The rest of the rotation may require a quick hook, which requires expert bullpen management. Pulling pitchers at the right time and putting the right relievers in the game is a delicate art. It sounds like Marmol is more willing to base his decisions in stats, but every managerial decision is going to have some gut feel to it. A more dependable starting rotation would certainly have made Marmol’s job easier, but now his handling of the staff is even more important.
Most of the rotation isn’t great at pitching deep into games which means that Marmol must decide how he will get length. Piggybacking and openers appears to be on the table. That’s an extra decision for Marmol to make this year. Traditional strategies aren’t likely to maximize the production of this rotation, so new strategies are certainly worth trying. Personally, I think the use of piggybacking or opening is a smart idea, but it’s yet another extra aspect of the game for Marmol to manage. A dependable rotation would likely have lead to a standard five man rotation, which would require less handling on the manager’s part.
Between platooning, farewell tours, an insecure rotation, and injuries to Jack Flaherty and Alex Reyes, Oli Marmol will have a lot of decisions to make when the season starts. Besides that, he is a rookie manager, and the youngest one in the game at that. That’s a lot to put on the plate of a new manager.
I’m not saying that he can’t handle it. In fact, I like a lot of what he has said this spring, and I feel fairly confident that Marmol will be able to handle every situation better than past managers in St.

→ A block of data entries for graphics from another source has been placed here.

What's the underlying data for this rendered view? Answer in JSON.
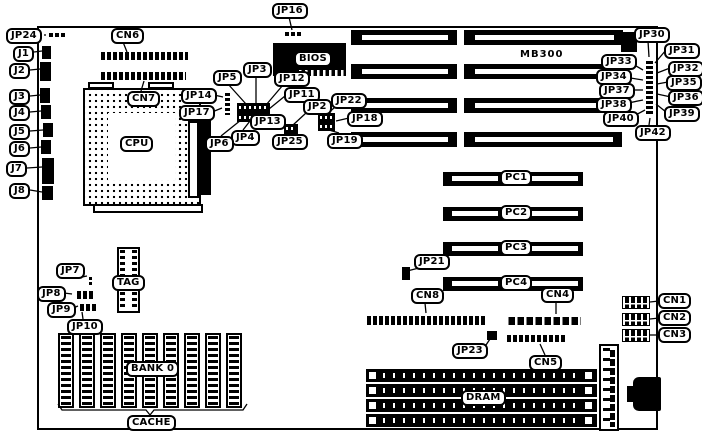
{
  "labels": {
    "jp24": "JP24",
    "j1": "J1",
    "j2": "J2",
    "j3": "J3",
    "j4": "J4",
    "j5": "J5",
    "j6": "J6",
    "j7": "J7",
    "j8": "J8",
    "jp16": "JP16",
    "cn6": "CN6",
    "cn7": "CN7",
    "cpu": "CPU",
    "bios": "BIOS",
    "jp5": "JP5",
    "jp3": "JP3",
    "jp12": "JP12",
    "jp11": "JP11",
    "jp2": "JP2",
    "jp13": "JP13",
    "jp4": "JP4",
    "jp6": "JP6",
    "jp25": "JP25",
    "jp14": "JP14",
    "jp17": "JP17",
    "jp22": "JP22",
    "jp18": "JP18",
    "jp19": "JP19",
    "mb300": "MB300",
    "jp30": "JP30",
    "jp31": "JP31",
    "jp32": "JP32",
    "jp33": "JP33",
    "jp34": "JP34",
    "jp35": "JP35",
    "jp36": "JP36",
    "jp37": "JP37",
    "jp38": "JP38",
    "jp39": "JP39",
    "jp40": "JP40",
    "jp42": "JP42",
    "pc1": "PC1",
    "pc2": "PC2",
    "pc3": "PC3",
    "pc4": "PC4",
    "jp21": "JP21",
    "cn8": "CN8",
    "cn4": "CN4",
    "cn5": "CN5",
    "jp23": "JP23",
    "cn1": "CN1",
    "cn2": "CN2",
    "cn3": "CN3",
    "jp7": "JP7",
    "jp8": "JP8",
    "jp9": "JP9",
    "jp10": "JP10",
    "tag": "TAG",
    "bank0": "BANK 0",
    "cache": "CACHE",
    "dram": "DRAM",
    "vrm_marking": "A"
  }
}
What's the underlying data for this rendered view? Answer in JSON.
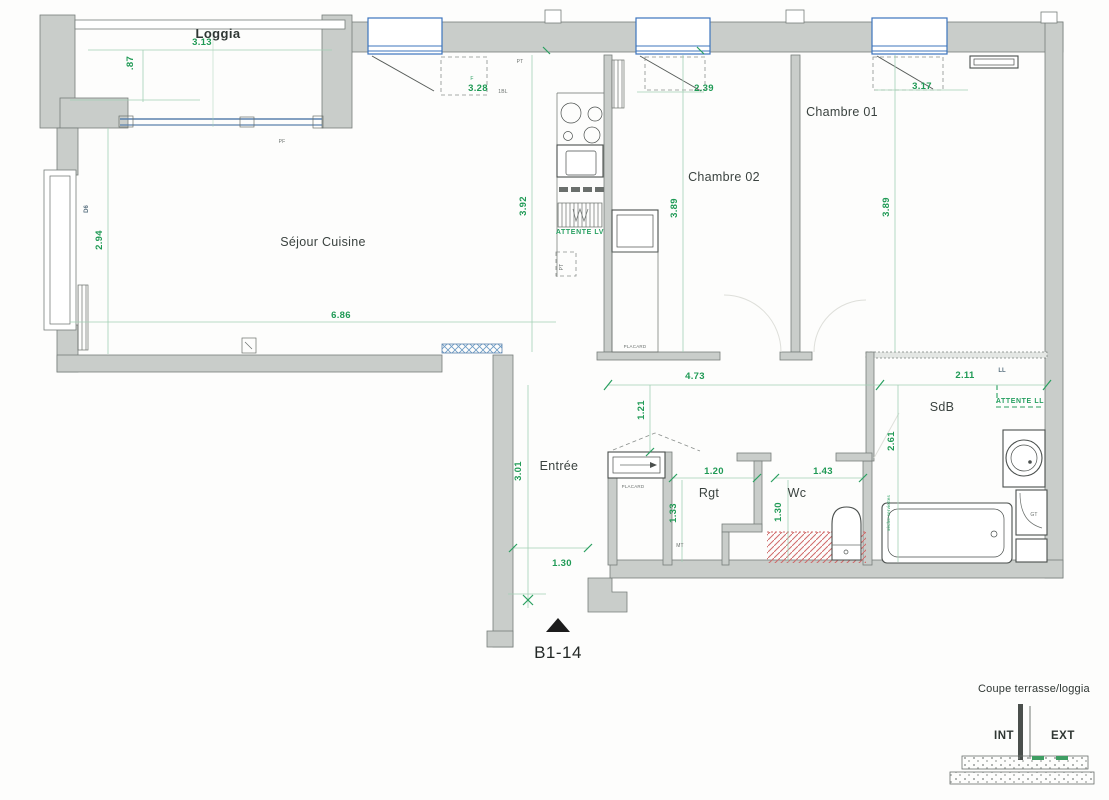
{
  "plan": {
    "id_label": "B1-14",
    "rooms": [
      "Loggia",
      "Séjour Cuisine",
      "Chambre 02",
      "Chambre 01",
      "Entrée",
      "Rgt",
      "Wc",
      "SdB"
    ],
    "dims": [
      "3.13",
      ".87",
      "3.28",
      "2.39",
      "3.17",
      "3.92",
      "3.89",
      "3.89",
      "2.94",
      "6.86",
      "4.73",
      "2.11",
      "1.21",
      "3.01",
      "1.20",
      "1.43",
      "1.33",
      "1.30",
      "2.61",
      "1.30"
    ],
    "notes": {
      "attente_lv": "ATTENTE LV",
      "attente_ll": "ATTENTE LL",
      "placard": "PLACARD",
      "ll": "LL",
      "gt": "GT",
      "pf": "PF",
      "pt": "PT",
      "d6": "D6",
      "f": "F",
      "bl": "1BL",
      "mt": "MT",
      "seche": "sèche-serviettes"
    },
    "detail": {
      "title": "Coupe terrasse/loggia",
      "int": "INT",
      "ext": "EXT"
    }
  },
  "colors": {
    "wall_gray": "#c9cdca",
    "dim_green": "#1f9a55",
    "window_blue": "#3c74bd",
    "hatch_red": "#d06a6a"
  }
}
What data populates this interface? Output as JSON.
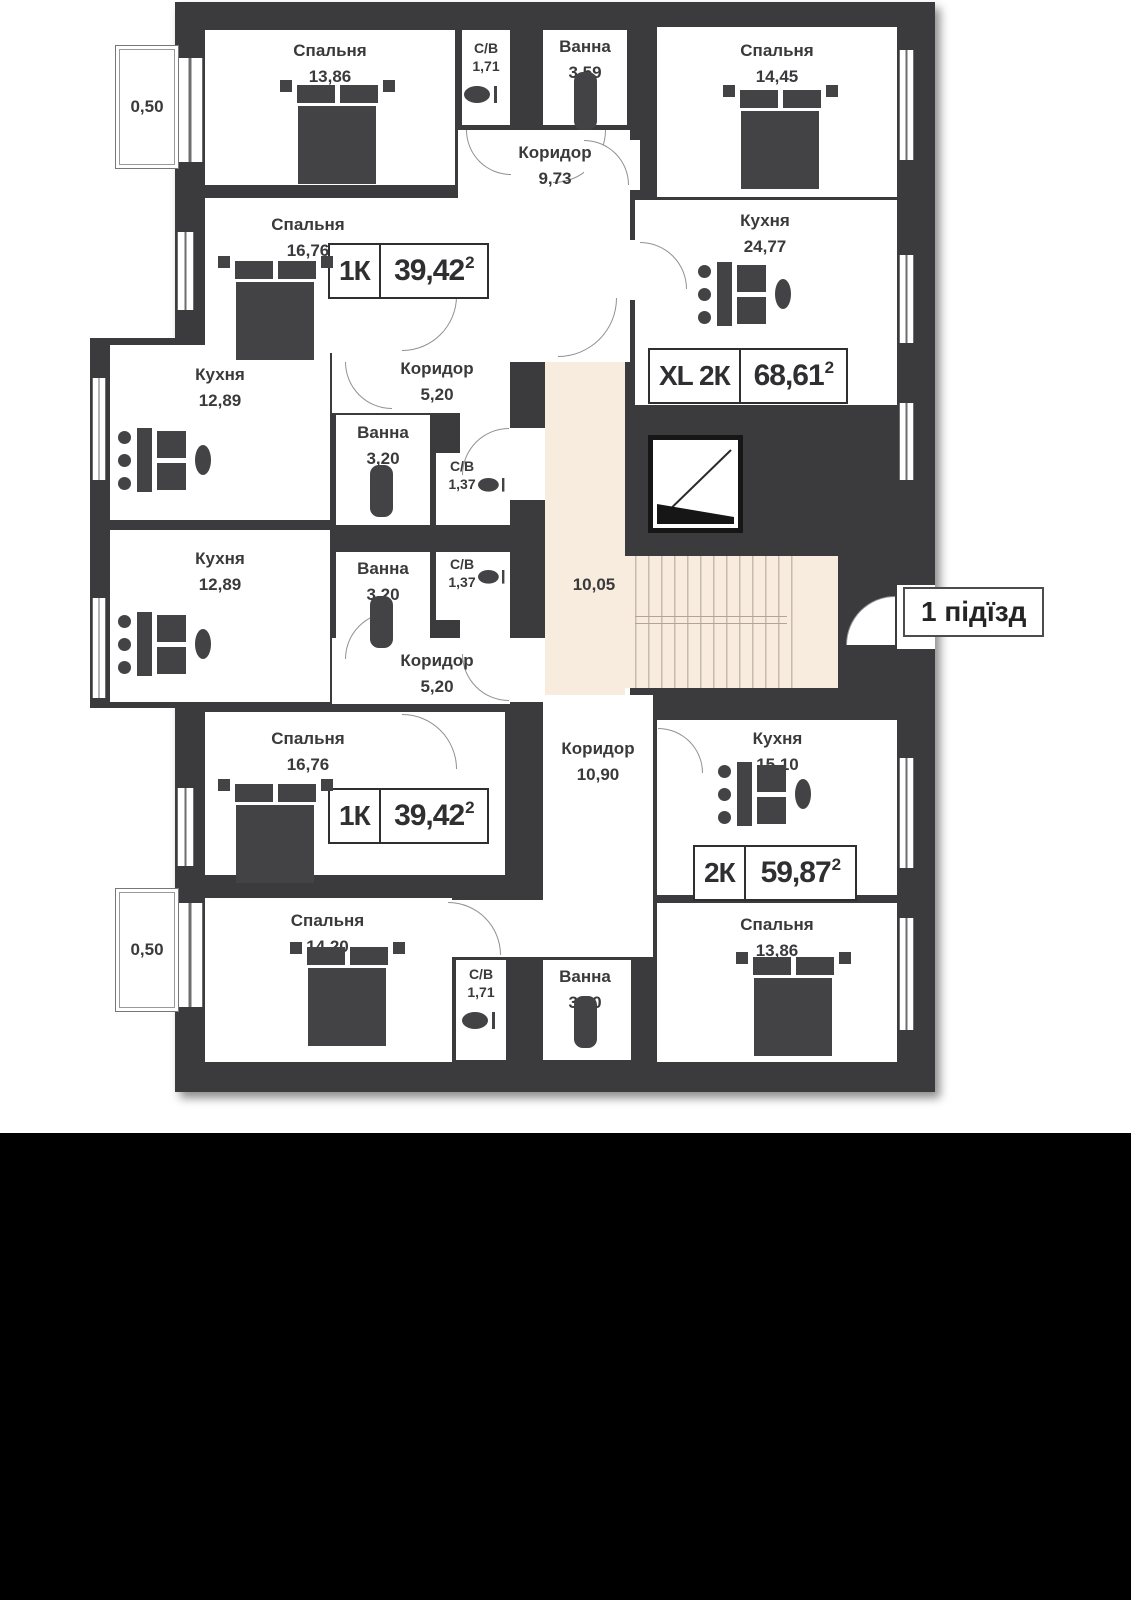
{
  "plan": {
    "entrance": {
      "label": "1 підїзд"
    },
    "stairwell": {
      "area": "10,05"
    },
    "balcony_top": {
      "area": "0,50"
    },
    "balcony_bottom": {
      "area": "0,50"
    },
    "rooms": {
      "bedroom_tl": {
        "name": "Спальня",
        "area": "13,86"
      },
      "wc_top": {
        "name": "С/В",
        "area": "1,71"
      },
      "bath_top": {
        "name": "Ванна",
        "area": "3,59"
      },
      "corridor_top": {
        "name": "Коридор",
        "area": "9,73"
      },
      "bedroom_tr": {
        "name": "Спальня",
        "area": "14,45"
      },
      "bedroom_16_top": {
        "name": "Спальня",
        "area": "16,76"
      },
      "kitchen_xl": {
        "name": "Кухня",
        "area": "24,77"
      },
      "kitchen_left_top": {
        "name": "Кухня",
        "area": "12,89"
      },
      "corridor_unit_top": {
        "name": "Коридор",
        "area": "5,20"
      },
      "bath_unit_top": {
        "name": "Ванна",
        "area": "3,20"
      },
      "wc_unit_top": {
        "name": "С/В",
        "area": "1,37"
      },
      "kitchen_left_bot": {
        "name": "Кухня",
        "area": "12,89"
      },
      "bath_unit_bot": {
        "name": "Ванна",
        "area": "3,20"
      },
      "wc_unit_bot": {
        "name": "С/В",
        "area": "1,37"
      },
      "corridor_unit_bot": {
        "name": "Коридор",
        "area": "5,20"
      },
      "bedroom_16_bot": {
        "name": "Спальня",
        "area": "16,76"
      },
      "corridor_2k": {
        "name": "Коридор",
        "area": "10,90"
      },
      "kitchen_2k": {
        "name": "Кухня",
        "area": "15,10"
      },
      "bedroom_bl": {
        "name": "Спальня",
        "area": "14,20"
      },
      "wc_bottom": {
        "name": "С/В",
        "area": "1,71"
      },
      "bath_bottom": {
        "name": "Ванна",
        "area": "3,60"
      },
      "bedroom_br": {
        "name": "Спальня",
        "area": "13,86"
      }
    },
    "units": {
      "unit_1k_top": {
        "type": "1К",
        "area": "39,42",
        "sup": "2"
      },
      "unit_xl2k": {
        "type": "XL 2К",
        "area": "68,61",
        "sup": "2"
      },
      "unit_1k_bottom": {
        "type": "1К",
        "area": "39,42",
        "sup": "2"
      },
      "unit_2k": {
        "type": "2К",
        "area": "59,87",
        "sup": "2"
      }
    }
  },
  "colors": {
    "wall": "#3b3b3d",
    "stair_fill": "#f8ecdf",
    "text": "#3a3a3c",
    "furniture": "#434345"
  }
}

Louis. I like that he is willing to do things differently. But, as we have seen before, things change during the season. If the team is laboring, will Marmol become more traditional like the managers of the past? And how well can he manage the farewell tours of aging veterans, past their best, as the team chases a championship?
That’s another thing too. There has been a lot of public talk about chasing a championship. As a fan, that’s the kind of thing you love to hear. But again, Marmol is a rookie manager on a team that isn’t even an obvious favorite to win its division. He hasn’t been shy about raising the expectations. That’s a bold, but respectable, move. It’s nice hearing that your team wants to win — that’s not exactly as standard as it should be in the world of sports nowadays. Still, it brings pressure and a spotlight. Those things always exist in St. Louis, where the playoffs are the standard, but adding championship talk and the final seasons of two, maybe three, franchise legends just adds to those things.
Managing is already hard enough. Being a new manager under these circumstances certainly isn’t easier. The Cardinals certainly didn’t do Marmol any favors this offseason. Any manager would have his hands full dealing with Pujols, Molina, and this pitching staff on top of the normal decisions that a manager needs to make, but for someone with no experience at the helm, Marmol is getting thrown right into the fire.
For better or for worse, Marmol has a lot to manage. There are plenty of storylines to watch this year, but how Oli Marmol handles the team should be a major one.